Something I noticed is that function and method calls use TypeError in
cases where the argument count is miss matched. If there was a different
exception for miss matched arguments and .next() sent no arguments, it
could be rewritten in a somewhat cleaner way.
def averager():
sum = 0
count = 0
try:
while 1:
sum += yield
count += 1
except ArgumentCountError:
yield sum / count
avg = averager()
avg.next()
avg.send(1.0)
avg.send(2.0)
print avg.next() # prints 1.5
This seems to me that a different exception for miss-matched arguments
might be useful in a more general way.
> That's not to say I like Jacob's version that much, but I now
> understand his use case. I note that Dave Beazley works around this
> carefully in his tutorial (dabeaz.com/coroutines/) by using examples
> that produce output on stdout -- and much later, in his multitasking
> schedule example, his trampoline actually interprets yielding a value
> that is neither a SystemCall instance nor a generator as a return from
> a generator. (This is similar to the abuse that your example is giving
> yield, actually.) I'll have to ponder this more.

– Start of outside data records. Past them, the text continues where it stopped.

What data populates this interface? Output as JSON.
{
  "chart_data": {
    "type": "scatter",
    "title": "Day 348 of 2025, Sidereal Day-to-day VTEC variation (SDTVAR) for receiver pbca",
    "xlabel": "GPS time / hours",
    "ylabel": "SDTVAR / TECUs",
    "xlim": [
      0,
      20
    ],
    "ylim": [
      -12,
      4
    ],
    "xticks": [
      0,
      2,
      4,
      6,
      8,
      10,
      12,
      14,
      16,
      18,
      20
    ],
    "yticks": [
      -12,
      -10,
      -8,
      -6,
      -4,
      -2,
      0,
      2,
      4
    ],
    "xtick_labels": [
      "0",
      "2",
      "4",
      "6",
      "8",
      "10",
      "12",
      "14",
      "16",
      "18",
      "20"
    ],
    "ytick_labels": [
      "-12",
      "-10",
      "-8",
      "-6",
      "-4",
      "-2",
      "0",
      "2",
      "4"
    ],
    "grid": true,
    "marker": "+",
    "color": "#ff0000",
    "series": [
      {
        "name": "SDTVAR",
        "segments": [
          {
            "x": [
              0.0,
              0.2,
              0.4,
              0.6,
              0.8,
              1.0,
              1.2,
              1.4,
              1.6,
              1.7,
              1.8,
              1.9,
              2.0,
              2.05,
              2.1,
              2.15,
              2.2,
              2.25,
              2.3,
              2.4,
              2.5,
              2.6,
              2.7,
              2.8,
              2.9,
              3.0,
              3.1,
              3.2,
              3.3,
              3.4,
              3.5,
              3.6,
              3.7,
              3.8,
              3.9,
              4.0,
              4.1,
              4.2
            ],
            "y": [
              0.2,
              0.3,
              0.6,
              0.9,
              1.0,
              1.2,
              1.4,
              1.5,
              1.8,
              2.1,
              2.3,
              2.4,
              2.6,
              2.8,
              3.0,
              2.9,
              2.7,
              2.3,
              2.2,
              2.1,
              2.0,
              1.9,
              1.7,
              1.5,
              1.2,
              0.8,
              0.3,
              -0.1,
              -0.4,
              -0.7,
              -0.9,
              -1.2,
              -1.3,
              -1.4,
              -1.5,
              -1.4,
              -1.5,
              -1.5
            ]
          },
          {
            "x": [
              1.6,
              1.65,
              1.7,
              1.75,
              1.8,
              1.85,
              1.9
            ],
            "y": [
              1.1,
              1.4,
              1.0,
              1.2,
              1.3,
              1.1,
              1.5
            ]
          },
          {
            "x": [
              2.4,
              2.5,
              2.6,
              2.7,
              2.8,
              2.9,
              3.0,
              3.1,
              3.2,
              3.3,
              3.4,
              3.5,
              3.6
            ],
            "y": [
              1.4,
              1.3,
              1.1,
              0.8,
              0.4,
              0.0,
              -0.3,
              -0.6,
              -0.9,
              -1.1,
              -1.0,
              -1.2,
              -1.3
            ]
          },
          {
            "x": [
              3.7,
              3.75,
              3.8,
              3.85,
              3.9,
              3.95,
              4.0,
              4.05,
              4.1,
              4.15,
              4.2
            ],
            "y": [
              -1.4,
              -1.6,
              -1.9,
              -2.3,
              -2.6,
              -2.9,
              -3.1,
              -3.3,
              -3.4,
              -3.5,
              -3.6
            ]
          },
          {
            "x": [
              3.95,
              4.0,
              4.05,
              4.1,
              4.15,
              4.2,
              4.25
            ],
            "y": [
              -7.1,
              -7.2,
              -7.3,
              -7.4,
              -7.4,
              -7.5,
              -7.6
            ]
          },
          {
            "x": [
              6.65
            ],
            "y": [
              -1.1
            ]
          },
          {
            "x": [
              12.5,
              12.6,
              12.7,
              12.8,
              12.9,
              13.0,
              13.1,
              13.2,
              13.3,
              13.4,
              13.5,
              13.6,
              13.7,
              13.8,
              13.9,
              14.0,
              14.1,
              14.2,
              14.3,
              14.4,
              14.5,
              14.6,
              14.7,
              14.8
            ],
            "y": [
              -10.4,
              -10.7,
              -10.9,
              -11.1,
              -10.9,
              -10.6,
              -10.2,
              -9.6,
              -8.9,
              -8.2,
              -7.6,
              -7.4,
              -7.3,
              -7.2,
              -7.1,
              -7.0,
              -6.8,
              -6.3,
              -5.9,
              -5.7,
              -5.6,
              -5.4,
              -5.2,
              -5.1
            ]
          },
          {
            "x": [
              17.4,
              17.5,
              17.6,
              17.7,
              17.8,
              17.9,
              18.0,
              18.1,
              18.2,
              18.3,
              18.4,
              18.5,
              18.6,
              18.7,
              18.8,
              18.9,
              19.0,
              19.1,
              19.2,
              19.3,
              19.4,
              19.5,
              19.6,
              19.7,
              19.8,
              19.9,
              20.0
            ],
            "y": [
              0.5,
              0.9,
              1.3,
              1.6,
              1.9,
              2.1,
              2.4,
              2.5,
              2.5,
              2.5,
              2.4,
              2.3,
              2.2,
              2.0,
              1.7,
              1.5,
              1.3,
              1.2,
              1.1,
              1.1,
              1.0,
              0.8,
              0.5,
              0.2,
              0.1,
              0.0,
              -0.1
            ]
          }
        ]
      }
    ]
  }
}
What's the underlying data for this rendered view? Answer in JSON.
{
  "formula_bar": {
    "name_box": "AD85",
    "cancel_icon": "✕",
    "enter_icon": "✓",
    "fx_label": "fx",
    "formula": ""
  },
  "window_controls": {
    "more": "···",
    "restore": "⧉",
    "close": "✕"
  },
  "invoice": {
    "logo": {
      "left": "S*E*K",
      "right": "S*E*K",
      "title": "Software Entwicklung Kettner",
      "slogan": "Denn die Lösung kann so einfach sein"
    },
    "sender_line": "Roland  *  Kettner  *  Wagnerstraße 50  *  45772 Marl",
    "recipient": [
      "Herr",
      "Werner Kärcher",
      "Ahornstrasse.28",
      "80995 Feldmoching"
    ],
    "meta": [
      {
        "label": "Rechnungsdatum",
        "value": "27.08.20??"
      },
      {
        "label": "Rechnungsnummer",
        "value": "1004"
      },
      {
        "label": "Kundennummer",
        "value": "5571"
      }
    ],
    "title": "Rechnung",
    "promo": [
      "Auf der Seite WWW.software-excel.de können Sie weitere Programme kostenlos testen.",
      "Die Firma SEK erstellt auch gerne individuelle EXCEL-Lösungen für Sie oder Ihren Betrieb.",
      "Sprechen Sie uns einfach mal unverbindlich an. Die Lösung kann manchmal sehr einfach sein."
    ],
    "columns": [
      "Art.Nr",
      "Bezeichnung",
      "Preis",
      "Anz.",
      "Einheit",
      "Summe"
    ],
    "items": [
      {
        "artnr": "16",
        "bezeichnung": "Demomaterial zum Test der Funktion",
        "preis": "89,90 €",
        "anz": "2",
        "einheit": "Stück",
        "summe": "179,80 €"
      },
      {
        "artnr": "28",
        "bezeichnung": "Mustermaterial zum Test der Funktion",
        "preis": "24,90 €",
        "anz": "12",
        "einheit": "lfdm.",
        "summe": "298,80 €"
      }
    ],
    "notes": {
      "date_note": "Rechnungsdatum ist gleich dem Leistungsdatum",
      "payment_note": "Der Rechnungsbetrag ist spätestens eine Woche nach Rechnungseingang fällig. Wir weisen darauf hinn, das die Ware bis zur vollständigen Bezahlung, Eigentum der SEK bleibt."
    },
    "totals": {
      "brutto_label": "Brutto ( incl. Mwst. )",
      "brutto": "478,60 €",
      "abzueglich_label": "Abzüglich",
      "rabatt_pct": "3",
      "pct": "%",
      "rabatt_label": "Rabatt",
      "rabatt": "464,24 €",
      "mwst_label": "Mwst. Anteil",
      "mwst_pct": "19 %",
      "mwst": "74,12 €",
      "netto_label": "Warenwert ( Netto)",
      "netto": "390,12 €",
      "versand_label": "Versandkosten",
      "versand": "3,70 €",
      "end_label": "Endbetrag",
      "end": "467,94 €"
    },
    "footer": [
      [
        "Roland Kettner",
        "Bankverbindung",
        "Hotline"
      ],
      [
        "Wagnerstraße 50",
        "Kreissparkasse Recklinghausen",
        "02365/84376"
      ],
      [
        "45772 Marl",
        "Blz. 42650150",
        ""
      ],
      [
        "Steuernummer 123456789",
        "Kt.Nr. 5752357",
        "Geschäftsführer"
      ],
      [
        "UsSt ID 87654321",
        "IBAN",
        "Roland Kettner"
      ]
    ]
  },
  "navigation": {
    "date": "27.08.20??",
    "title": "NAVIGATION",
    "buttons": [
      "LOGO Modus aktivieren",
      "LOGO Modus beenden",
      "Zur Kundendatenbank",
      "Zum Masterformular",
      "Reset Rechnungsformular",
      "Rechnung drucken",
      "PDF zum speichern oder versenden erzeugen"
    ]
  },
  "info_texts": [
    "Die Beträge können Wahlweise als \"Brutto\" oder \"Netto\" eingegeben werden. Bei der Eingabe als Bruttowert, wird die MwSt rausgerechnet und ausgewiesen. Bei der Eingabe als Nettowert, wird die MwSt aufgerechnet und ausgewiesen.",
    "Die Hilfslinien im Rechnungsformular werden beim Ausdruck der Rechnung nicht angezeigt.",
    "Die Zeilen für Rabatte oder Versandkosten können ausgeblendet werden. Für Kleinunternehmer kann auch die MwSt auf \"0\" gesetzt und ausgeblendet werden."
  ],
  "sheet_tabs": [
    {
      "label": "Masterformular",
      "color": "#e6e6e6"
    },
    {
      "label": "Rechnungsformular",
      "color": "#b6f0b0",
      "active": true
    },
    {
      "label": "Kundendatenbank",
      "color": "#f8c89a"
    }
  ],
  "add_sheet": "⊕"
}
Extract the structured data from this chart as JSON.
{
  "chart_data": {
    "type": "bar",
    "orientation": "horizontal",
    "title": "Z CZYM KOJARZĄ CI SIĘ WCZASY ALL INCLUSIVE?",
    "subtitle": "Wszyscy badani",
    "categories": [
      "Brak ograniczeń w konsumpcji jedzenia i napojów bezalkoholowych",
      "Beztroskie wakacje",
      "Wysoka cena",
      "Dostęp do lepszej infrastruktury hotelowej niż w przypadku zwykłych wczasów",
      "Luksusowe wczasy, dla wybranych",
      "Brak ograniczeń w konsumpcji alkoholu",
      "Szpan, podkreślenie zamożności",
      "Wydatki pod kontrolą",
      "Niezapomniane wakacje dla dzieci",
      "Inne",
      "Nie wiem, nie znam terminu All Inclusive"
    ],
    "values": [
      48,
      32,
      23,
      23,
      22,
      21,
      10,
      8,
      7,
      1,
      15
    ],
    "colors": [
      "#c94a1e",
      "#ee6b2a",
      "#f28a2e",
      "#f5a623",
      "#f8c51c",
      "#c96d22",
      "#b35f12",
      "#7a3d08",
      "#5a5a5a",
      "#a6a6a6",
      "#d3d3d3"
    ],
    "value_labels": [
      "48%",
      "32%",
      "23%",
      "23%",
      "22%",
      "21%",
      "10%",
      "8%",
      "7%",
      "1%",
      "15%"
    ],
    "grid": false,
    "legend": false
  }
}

Yes, generators seem very limiting to me. Generators with more complex
input and output requirements are bound to have added complexities to
offset the limits of a single sequential i/o channel.
> __________
> PS. Somehow the headers in your email made my reply add this:
>
> Python-Ideas <public-python-ideas-+ZN9ApsXKcEdnm+yROfE0A at ciao.gmane.org>,
> Nick Coghlan <public-ncoghlan-Re5JQEeQqe8AvxtiuMwx3w at ciao.gmane.org>
>
> Whoever did that, and whatever they did to cause it, please don't do it again.
I'll manually remove the extra email address's until I (or someone else)
can explain why they do that. I hope that's enough for now.
I read several python groups though gmane using Thunderbird on Ubuntu,
Python-ideas is the only one the email address's are changed like that. (?)